Thursday, May 15, 2008

Rhythm and Writing

Posted by Lynne Griffin

Just for a bit of inspiration, I dipped into Joyce Carol Oates, The Faith of a Writer. Battling a cold, I'd taken to my bed with her book, the novel I'm rereading--A Separate Peace--and a new book of writing exercises called, Naming the World, edited by Bret Anthony Johnston.

In an essay on inspiration, Oates quotes Virginia Woolf. She'd written about the connection between style and rhythm in one of her many letters, analyzing the complexities of the writer's life. I took pause when I read the following:

A sight, an emotion, creates this wave in the mind, long before it makes words to fit it; and in writing...one has to recapture this, and set this working and then, as it breaks and tumbles in the mind, it makes words to fit in.

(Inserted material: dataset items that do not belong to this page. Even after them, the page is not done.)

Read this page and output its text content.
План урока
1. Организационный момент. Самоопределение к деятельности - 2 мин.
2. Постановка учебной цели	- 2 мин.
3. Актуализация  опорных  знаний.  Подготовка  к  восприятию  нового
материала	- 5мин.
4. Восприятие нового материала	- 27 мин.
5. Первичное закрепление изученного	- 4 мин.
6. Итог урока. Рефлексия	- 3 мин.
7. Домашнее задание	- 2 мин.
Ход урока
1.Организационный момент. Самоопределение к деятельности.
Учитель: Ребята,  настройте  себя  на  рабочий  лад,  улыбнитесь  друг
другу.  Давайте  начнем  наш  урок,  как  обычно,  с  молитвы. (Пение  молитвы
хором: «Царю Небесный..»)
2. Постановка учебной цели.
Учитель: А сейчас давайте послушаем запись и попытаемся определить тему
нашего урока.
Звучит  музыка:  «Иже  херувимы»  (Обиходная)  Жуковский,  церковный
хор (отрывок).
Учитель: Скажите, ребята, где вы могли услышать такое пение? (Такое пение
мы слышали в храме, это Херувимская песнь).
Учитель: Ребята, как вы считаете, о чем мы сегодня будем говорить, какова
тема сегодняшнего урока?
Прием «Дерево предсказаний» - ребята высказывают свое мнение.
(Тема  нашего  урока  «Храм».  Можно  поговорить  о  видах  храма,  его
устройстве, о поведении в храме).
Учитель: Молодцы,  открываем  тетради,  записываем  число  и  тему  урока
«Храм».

I really connected to this passage, in love with thinking about inspiration as a wave. Ripples, seas, and swells are waves of varying intensity. The process of writing, for me, begins with feeling some kind of disturbance--whether it's taking notice of some sensory detail or acknowledging a feeling--which leads to a transfer of energy in space and time. This breaking and tumbling that Woolf refers to, begs to be captured in words and phrases, sentences and paragraphs.

Moving on to Bret Anthony Johnston's, Naming the World, I noticed an essay by Paul Lisicky called, All about Rhythm. I turned to page 286, and it began with the same Woolf quote highlighted above. Don't you love when the Muse hits you on the head, urging you to learn something new about writing? The same quote placed before me in a matter of an hour, sent me on a quest to find out more about waves.

Waves are born when wind meets water. Speed and distance and time are the variables that influence formation of what's called a fetch. I'll make the leap and say I believe rhythm in writing is formed with the right combination of pace, and psychic distance (how close or far the writing is to the reader) and word combinations. In Lisicky's essay, he says the master of rhythm is the poet. He asserts that if a writer is to find the rhythm--the break and tumble of waves brought forth on the page--one needs to be:

...more deeply aware of pauses, sentence length, stops, even alliteration and assonance in the prose...open ourselves up to our own rhythms--the patterns of our everyday speech, the quirkiness of the way we move and walk--and carry those over to the lives of our invention.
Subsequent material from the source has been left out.